A me questa affermazione ha generato sconcerto; potrebbe non essere vera o non così vera ma visto l’entusiasmo con il quale pezzi (brandelli) della sinistra hanno abbordato il carrozzone Tsipras capeggiati da intellettuali che non amano certo il movimento, temo risulti vera. Conoscendo un po’ ciò che il M5S sta facendo da cinque anni a questa parte, quello che Grillo va dicendo da 20 anni e i risultati elettorali conseguiti sino ad oggi(pur avendo il “mondo” contro) un’affermazione del genere mi fa seriamente dubitare del personaggio: o non sa o sa poco (nel qual caso sarebbe stato meglio per lui tacere) oppure ha voluto assecondare (e questo si è populismo) quel popolo della sinistra che continua a cercare un vate ispiratore  ed esaurita la ricerca nelle proprie fila è disposta a emigrare all’estero per importarne uno (tanto gli rode che un comico abbia conseguito in cinque anni un risultato che loro hanno mancato in cinquanta).

Cercherò di non commettere l’errore di mia madre. Siamo tutti molto fragili nei giudizi. Imploriamo una seconda possibilità per noi stessi quando commettiamo errori ma abbiamo molta difficoltà a concedere la change quando si tratta degli altri.

Ieri sera un vivace e bravo ha tenuto testa a un quasi mansueto  Grillo nell’intervista andata in Onda su La7. Domande incalzanti da parte del giornalista, risposte dell’intervistato che dovrebbero chiarire, per chi ha un po’ di onestà intellettuale, un numero infinito di dicerie e maldicenze sul movimento.

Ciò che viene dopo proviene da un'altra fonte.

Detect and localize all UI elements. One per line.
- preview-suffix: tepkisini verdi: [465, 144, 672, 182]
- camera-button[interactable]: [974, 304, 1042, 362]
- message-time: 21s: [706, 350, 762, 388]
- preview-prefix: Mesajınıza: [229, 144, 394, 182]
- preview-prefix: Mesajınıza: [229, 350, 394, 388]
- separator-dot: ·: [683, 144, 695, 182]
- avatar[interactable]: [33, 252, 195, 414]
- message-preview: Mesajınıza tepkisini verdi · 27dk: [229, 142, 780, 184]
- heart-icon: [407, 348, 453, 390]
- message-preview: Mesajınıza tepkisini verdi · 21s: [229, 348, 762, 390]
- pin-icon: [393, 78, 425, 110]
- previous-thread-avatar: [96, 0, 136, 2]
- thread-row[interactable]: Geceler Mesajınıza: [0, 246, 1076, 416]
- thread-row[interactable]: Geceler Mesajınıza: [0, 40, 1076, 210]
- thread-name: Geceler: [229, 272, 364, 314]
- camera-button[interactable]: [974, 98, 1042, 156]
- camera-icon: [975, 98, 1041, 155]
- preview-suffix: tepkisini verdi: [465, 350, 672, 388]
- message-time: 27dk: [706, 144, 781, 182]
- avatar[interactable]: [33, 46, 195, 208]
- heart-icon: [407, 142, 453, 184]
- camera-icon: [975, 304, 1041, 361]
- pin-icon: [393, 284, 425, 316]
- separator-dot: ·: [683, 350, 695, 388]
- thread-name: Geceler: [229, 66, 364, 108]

Uno dei punti trattati è stato proprio quello delle prossime elezioni europee. Con chiarezza Beppe ha dichiarato che il movimento non è contrario all’Europa o intende far uscire l’Italia dall’Unione Europea. L’obiettivo del M5S sarà quello di portare l’Unione a riconsiderare l’impostazione data ai trattati; quegli stessi che, se attuati così come sono stati condivisi dai nostri governi non eletti, porterebbero l’Italia ad un inesorabile declino economico e sociale. Il referendum per chiedere agli Italiani se uscire dall’euro è un piano B da attuare se la Comunità Europea continuerà sulla sua strada compromettendo il futuro dell’Italia(da mesi invece, nei media e nei social, viene divulgata la menzogna di Grillo che vuole uscire dall’Europa tout court).

La è disposta a fare gli stessi passi? Se l’UE risponderà picche alle sollecitazioni e alle modifiche dei trattati (variazioni che hanno come obiettivo quello di rendere “pagabile” il debito e non di soffocare la società a favore delle banche) che cosa farà Tsipras? E cosa faranno i simpatizzanti (compresi encomiabili personaggi valsusini ) che la sostengono?

La mia impressione è che, a sinistra, molti anti-grillini viscerali siano vittime delle classiche distorsioni dei media: mi fa specie che non se ne rendano conto alcune persone qui in Val di Susa. Abbiamo ampiamente documentato (vedi qui e qui) i mezzi con i quali viene manipolata l’informazione per conseguire obiettivi non dichiarati; mi domando come mai se si parla di Tav riconosciamo le menzogne raccontate mentre invece quando i media ci parlano del M5S nei modi più visceralmente negativi le stesse persone tendono a dare più credibilità ai media. “Misteri” della sinistra ma con il rischio di mancare il sostegno all’unica forza politica che è stata inequivocabilmente e senza tentennamenti a fianco della Valle nella lotta contro il Tav: non è che ce ne “siamo” dimenticati perché i “grillini” hanno il buon senso di partecipare alle manifestazioni senza innalzare di continuo bandiere di parte?!?